"A urgência exige que sejamos proativos, que superemos as divisões e atuemos juntos", disse ele.
MADRID, 25 set. (EUROPA PRESS) -
O presidente de transição do Haiti, Laurent Saint-Cyr, apoiou nesta quinta-feira, perante a Assembleia Geral das Nações Unidas, uma iniciativa promovida pelos Estados Unidos e pelo Panamá para transformar a Missão Multinacional de Apoio à Segurança (MSS) em uma força especializada para combater as gangues no país caribenho.
"Pedimos a solidariedade de toda a comunidade internacional e, em particular, o compromisso dos membros do Conselho de Segurança da ONU, para que votem a favor da resolução que estabelece uma força para reprimir as gangues", enfatizou.
Saint-Cyr agradeceu ao presidente dos EUA, Donald Trump, por seus "esforços para fornecer apoio e recursos" em sua luta "comum" contra as gangues, que "ameaçam" seu país e toda a região. Ele também expressou sua "gratidão" ao Panamá por promover a iniciativa.
O presidente de transição do Haiti pediu a "mobilização de uma força robusta" com um "mandato claro", bem como recursos materiais, logísticos e financeiros adequados para vencer a "guerra" que coloca "criminosos que querem impor a violência como uma ordem social" contra uma "população desarmada que luta para preservar a dignidade humana e a liberdade".
"O silêncio ou a inação não são uma opção", enfatizou, acrescentando que "cada minuto perdido se traduz em vidas humanas perdidas" e que essa medida deve ser tomada "sem meias medidas", além de ser "enérgica, coordenada e imediata".

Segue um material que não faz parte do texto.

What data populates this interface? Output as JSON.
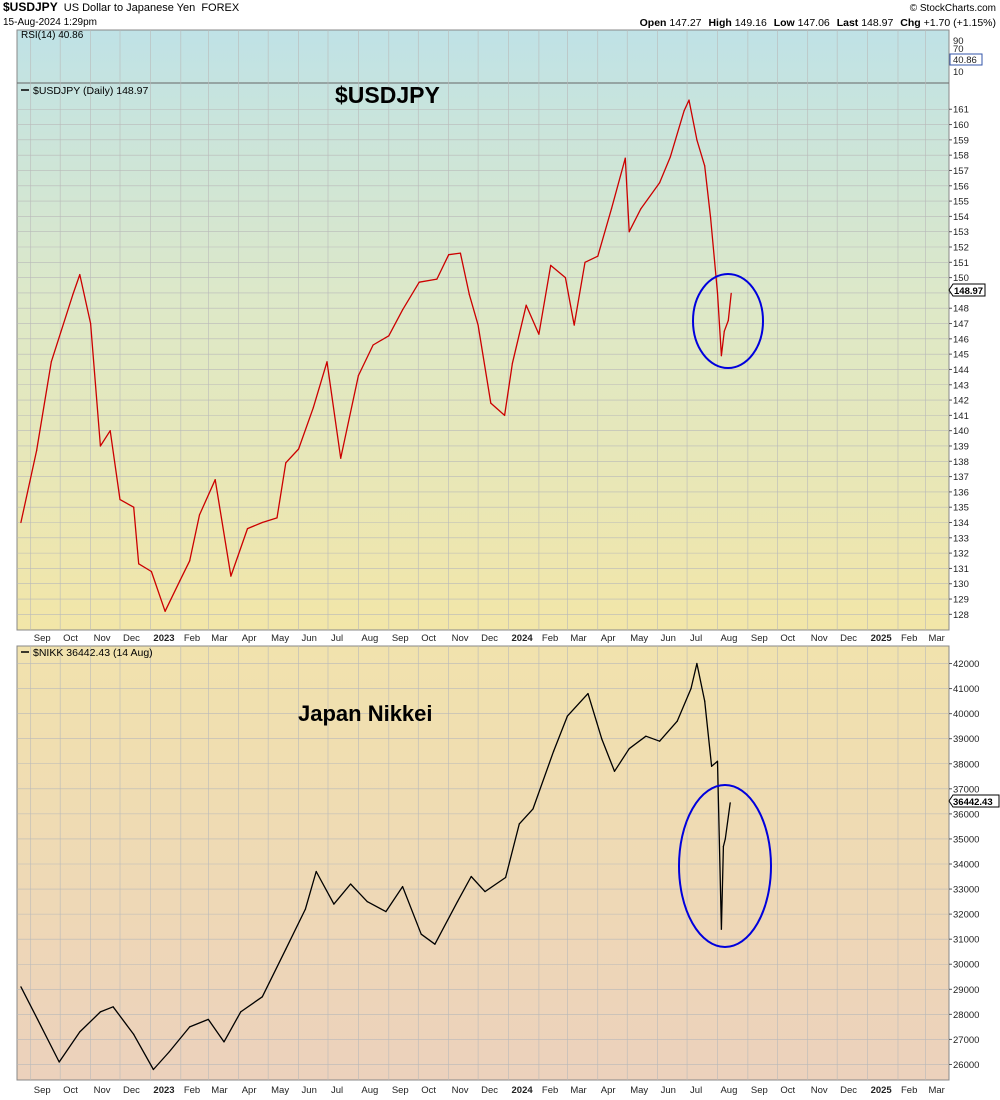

"Precisamos de maior cooperação internacional, com base no compartilhamento de inteligência e controles alfandegários rigorosos, para interromper o fluxo de armas, munições, drogas e financiamento de gangues. A paz só poderá ser restaurada se nossos parceiros na região garantirem, com medidas concretas, que seus territórios não sirvam como ponto de saída ou trânsito", argumentou.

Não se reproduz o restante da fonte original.